Wang was the team leader of SIFE, of one of the 27 winning teams in the annual Lenovo 2010 Youth Social Entrepreneurship Competition, which ended in July this year.

His team consisted of a group of students from Zhejiang University committed to collecting empty milk cartons and turning them into notebooks and pens. Lenovo selected the winning 27 teams from 16,000 competitors throughout the country during the event. It rewarded them with 10,000 yuan each and a Lenovo laptop to help them to continue with their environmentally friendly activities.

The Lenovo Youth Social Entrepreneurship Competition is aimed at helping China's university students to learn how to start a responsible business.

"Thousands of university graduates cannot find a job after graduating these days," said Chen Shaopeng, senior vice-president of Lenovo Group, "We want to help them set up their own businesses in the environmental protection industry."

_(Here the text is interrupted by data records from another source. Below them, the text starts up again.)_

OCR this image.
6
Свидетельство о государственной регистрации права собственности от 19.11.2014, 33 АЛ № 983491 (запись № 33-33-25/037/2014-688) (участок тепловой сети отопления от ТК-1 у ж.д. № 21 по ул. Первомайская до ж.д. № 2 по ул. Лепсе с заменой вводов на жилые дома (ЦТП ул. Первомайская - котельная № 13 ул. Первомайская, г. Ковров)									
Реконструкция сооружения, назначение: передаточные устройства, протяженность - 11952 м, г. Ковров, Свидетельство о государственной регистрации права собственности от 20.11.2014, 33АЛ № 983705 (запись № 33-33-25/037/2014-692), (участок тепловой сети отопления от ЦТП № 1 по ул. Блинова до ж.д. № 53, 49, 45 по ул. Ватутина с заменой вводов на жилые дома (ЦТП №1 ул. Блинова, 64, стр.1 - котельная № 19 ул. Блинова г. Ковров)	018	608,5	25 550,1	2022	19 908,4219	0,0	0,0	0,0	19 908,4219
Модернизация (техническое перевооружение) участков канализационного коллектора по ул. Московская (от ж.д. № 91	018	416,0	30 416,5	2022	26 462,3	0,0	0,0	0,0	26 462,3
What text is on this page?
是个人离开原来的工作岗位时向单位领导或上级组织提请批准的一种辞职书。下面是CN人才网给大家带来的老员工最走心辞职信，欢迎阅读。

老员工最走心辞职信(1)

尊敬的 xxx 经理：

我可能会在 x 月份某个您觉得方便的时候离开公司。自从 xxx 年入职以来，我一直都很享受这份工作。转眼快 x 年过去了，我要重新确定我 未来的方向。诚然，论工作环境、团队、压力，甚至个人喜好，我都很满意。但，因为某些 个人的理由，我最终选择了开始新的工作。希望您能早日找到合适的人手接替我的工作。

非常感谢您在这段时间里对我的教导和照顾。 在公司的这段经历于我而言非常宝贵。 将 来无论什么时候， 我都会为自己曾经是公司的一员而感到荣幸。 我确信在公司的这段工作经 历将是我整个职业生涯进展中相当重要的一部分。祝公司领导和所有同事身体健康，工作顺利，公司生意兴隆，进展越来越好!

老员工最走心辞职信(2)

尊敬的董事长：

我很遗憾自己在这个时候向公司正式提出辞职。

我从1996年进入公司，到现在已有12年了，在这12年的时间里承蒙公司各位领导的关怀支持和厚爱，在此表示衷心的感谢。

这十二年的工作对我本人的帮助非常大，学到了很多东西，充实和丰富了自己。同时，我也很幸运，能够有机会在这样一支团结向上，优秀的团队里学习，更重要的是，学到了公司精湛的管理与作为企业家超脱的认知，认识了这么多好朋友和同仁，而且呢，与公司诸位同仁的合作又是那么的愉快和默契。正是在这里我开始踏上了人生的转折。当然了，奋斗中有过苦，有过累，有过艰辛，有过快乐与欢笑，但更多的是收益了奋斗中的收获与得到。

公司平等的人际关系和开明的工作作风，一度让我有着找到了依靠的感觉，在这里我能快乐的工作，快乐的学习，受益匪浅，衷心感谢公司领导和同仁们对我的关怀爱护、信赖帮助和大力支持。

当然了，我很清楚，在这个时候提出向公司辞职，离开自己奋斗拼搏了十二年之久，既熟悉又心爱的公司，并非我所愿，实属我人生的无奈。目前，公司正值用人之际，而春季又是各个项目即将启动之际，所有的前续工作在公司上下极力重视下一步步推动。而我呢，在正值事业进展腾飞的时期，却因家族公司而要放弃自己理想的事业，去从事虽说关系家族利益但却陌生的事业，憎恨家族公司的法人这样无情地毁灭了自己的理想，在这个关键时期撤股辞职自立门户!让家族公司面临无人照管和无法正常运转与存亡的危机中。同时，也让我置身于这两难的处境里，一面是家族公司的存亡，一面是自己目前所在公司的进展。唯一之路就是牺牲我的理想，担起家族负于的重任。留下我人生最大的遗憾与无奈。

Lenovo set up a 2-million-yuan fund in China to support charitable activities three years ago. It launched the first annual Lenovo Youth Social Entrepreneurship Competition in 2009. The project collects green business proposals from Chinese university students and then rewards and provides support to selected teams for them to fulfill their proposals.

"Fifty-thousand participants submitted 10,000 proposals last year," said Lenovo's Chen. "This year we got 18,000 proposals from 100,000 students."

Du Jianhua, vice-president of Lenovo Group, said participants were judged on their passion, the sustainability of the proposed business model and their teamwork spirit.

"Lenovo will help those teams which have strong sustainable development potential, such as the SIFE and Green Finger teams," said Du. The team Green Finger, formed by students from Beijing Forestry University, makes soap from waste cooking oil thrown out by restaurants. The team wants more restaurants to donate old oil.

Liu Meichen, team leader of Green Finger, who is studying environmental engineering, said she had found a way to combine her major with an interest in protecting the environment through the competition.

"I am happy to turn waste oil into something useful," she said.

Xu Yongguang, vice-chairman and secretary-general of China Youth Development Foundation, one of the most successful charity organizations in China, said at the reward ceremony that China was facing a transition from government-oriented charity activities to individual efforts.

He hopes the country will lend more support to the young. "If more enterprises like Lenovo can offer a hand to youth charity, young volunteers will be better accepted by society," he said.

Traditionally, Chinese families do not consider charity to be an official job. As a result lots of young charity volunteers in China are under huge pressure from their parents and society to find a "real" job, Xu said.

"We are trying to offer some help to those young university graduates for a career in charity," said Chen. He said the company adopted the concept of social entrepreneurship three years ago. He defined it as a charitable organization operated using corporate principles and aims in order to further social and environmental goals.

The Lenovo Youth Social Entrepreneurship Competition is part of its corporate social responsibility activities. "Lenovo Group has sponsored 15 charity organizations across the country for supporting our charity programs," Chen said.